New Study Confirms Link Between Ozempic, Wegovy and Hair Loss: What Patients Need to Know
A newly published systematic review has added significant weight to growing concerns that GLP-1 weight loss medications such as Ozempic, Wegovy, Mounjaro and Zepbound may trigger noticeable hair loss, particularly during periods of rapid weight reduction.
The study, titled “GLP-1 therapies and hair loss: A systematic review of current evidence and implications for counseling,” was published in April 2026 in the journal Science Progress. The research team, which included dermatologist Dr. Paradi Mirmirani of Kaiser Permanente Vallejo and the University of California, San Francisco, evaluated 133 studies and analyzed 24 that met strict inclusion criteria. Their findings provide the clearest picture yet of how this fast-growing class of drugs may be affecting hair health worldwide.
Semaglutide and Tirzepatide Show the Highest Risk
Among the GLP-1 receptor agonists examined, semaglutide (the active ingredient in Ozempic and Wegovy) and tirzepatide (Mounjaro and Zepbound) were associated with the highest incidence rates of hair loss and the strongest signals in pharmacovigilance databases. Tirzepatide, which is also linked to the greatest magnitude of weight loss, was most frequently associated with telogen effluvium — a diffuse shedding pattern triggered by physiological stress.
Older GLP-1 medications including liraglutide, dulaglutide, lixisenatide and exenatide were examined far less often in the literature but generally appeared to carry a lower reported risk.
The authors also found that hair loss linked to semaglutide appears to be dose-dependent. Lower doses, typically those under 2 mg weekly used to manage Type 2 diabetes, were rarely implicated. The higher doses prescribed for obesity treatment were much more commonly associated with shedding. Women appeared to be disproportionately affected — a pattern Dr. Mirmirani has attributed in interviews to the fact that women tend to lose more weight on these medications and therefore experience the metabolic shock that drives shedding.
Two Types of Hair Loss Reported
The review identified two main patterns of hair loss in patients taking GLP-1 medications:
Telogen effluvium is a temporary, diffuse thinning across the entire scalp that occurs when a physical stressor — in this case, rapid weight loss or nutritional deficiency — pushes a large percentage of hair follicles into the resting phase. It is typically reversible once the underlying trigger is addressed.
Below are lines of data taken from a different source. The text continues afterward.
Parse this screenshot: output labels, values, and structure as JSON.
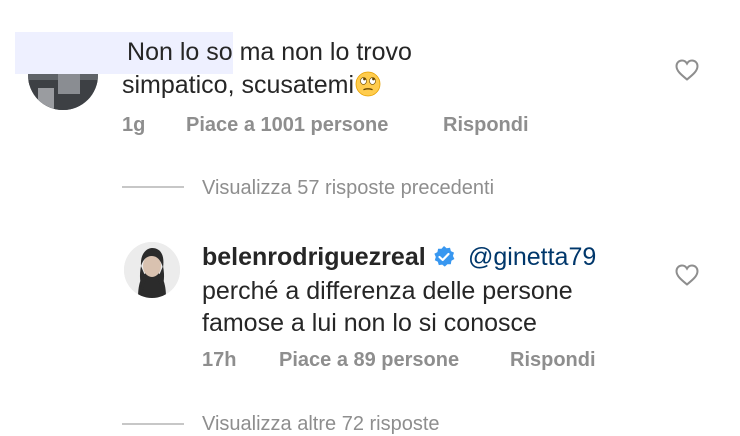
{
  "comment": {
    "text_line1": "Non lo so ma non lo trovo",
    "text_line2": "simpatico, scusatemi",
    "emoji_icon": "face-with-rolling-eyes-icon",
    "time": "1g",
    "likes": "Piace a 1001 persone",
    "reply_label": "Rispondi"
  },
  "view_previous": "Visualizza 57 risposte precedenti",
  "reply": {
    "username": "belenrodriguezreal",
    "mention": "@ginetta79",
    "text_line1": "perché a differenza delle persone",
    "text_line2": "famose a lui non lo si conosce",
    "time": "17h",
    "likes": "Piace a 89 persone",
    "reply_label": "Rispondi"
  },
  "view_more": "Visualizza altre 72 risposte",
  "colors": {
    "text": "#262626",
    "meta": "#8e8e8e",
    "mention": "#00376b",
    "verified": "#3897f0"
  }
}
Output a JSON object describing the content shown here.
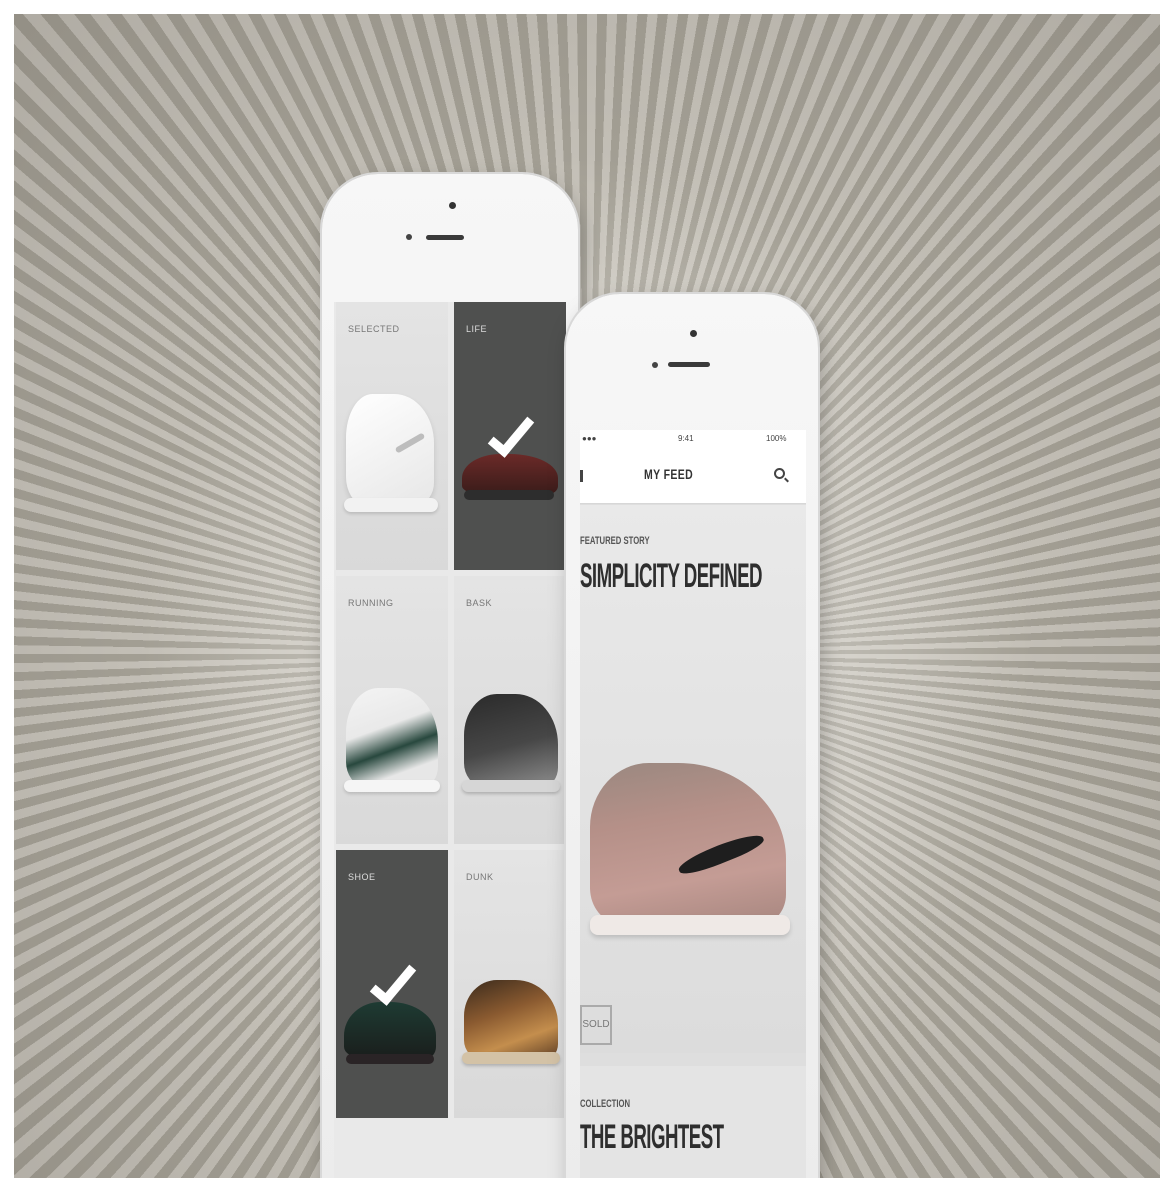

Androgenetic alopecia is genetically driven pattern baldness. The authors propose that rapid GLP-1-induced shedding may “unmask” underlying androgenetic alopecia in susceptible individuals, making existing thinning patterns more visible. Hormonal fluctuations associated with rapid fat loss may also play a role.
A separate 2025 meta-analysis of more than 84,000 participants found that people taking GLP-1 medications were roughly 3.4 times more likely to experience hair loss compared with those not taking the drugs.
What Patients Can Do
The good news, according to Dr. Mirmirani, is that GLP-1-related shedding is “usually temporary, reversible, and manageable.” Her clinical recommendations include avoiding prolonged severe caloric restriction, maintaining steady rather than rapid weight loss, and prioritizing a diet with adequate protein, iron and vitamin B12. Over-the-counter topical minoxidil can also help stimulate regrowth in patients experiencing active shedding.
For most patients, hair density returns once weight loss stabilizes and nutritional intake improves. However, individuals with a genetic predisposition to pattern baldness may find that a GLP-1-triggered shedding episode reveals underlying androgenetic alopecia that does not fully reverse on its own.
In those cases, evaluation by a board-certified dermatologist or qualified hair restoration specialist is essential to distinguish between temporary shedding and permanent miniaturization. Patients whose pattern hair loss has progressed beyond what medical therapy can address may want to discuss longer-term options, including follicular unit extraction (FUE) and follicular unit transplantation (FUT) procedures, with an experienced clinic.
As GLP-1 prescriptions continue to climb worldwide, both prescribers and patients should be aware of this side effect — informed, not alarmed, as Dr. Mirmirani put it — and prepared to act early if shedding becomes a concern.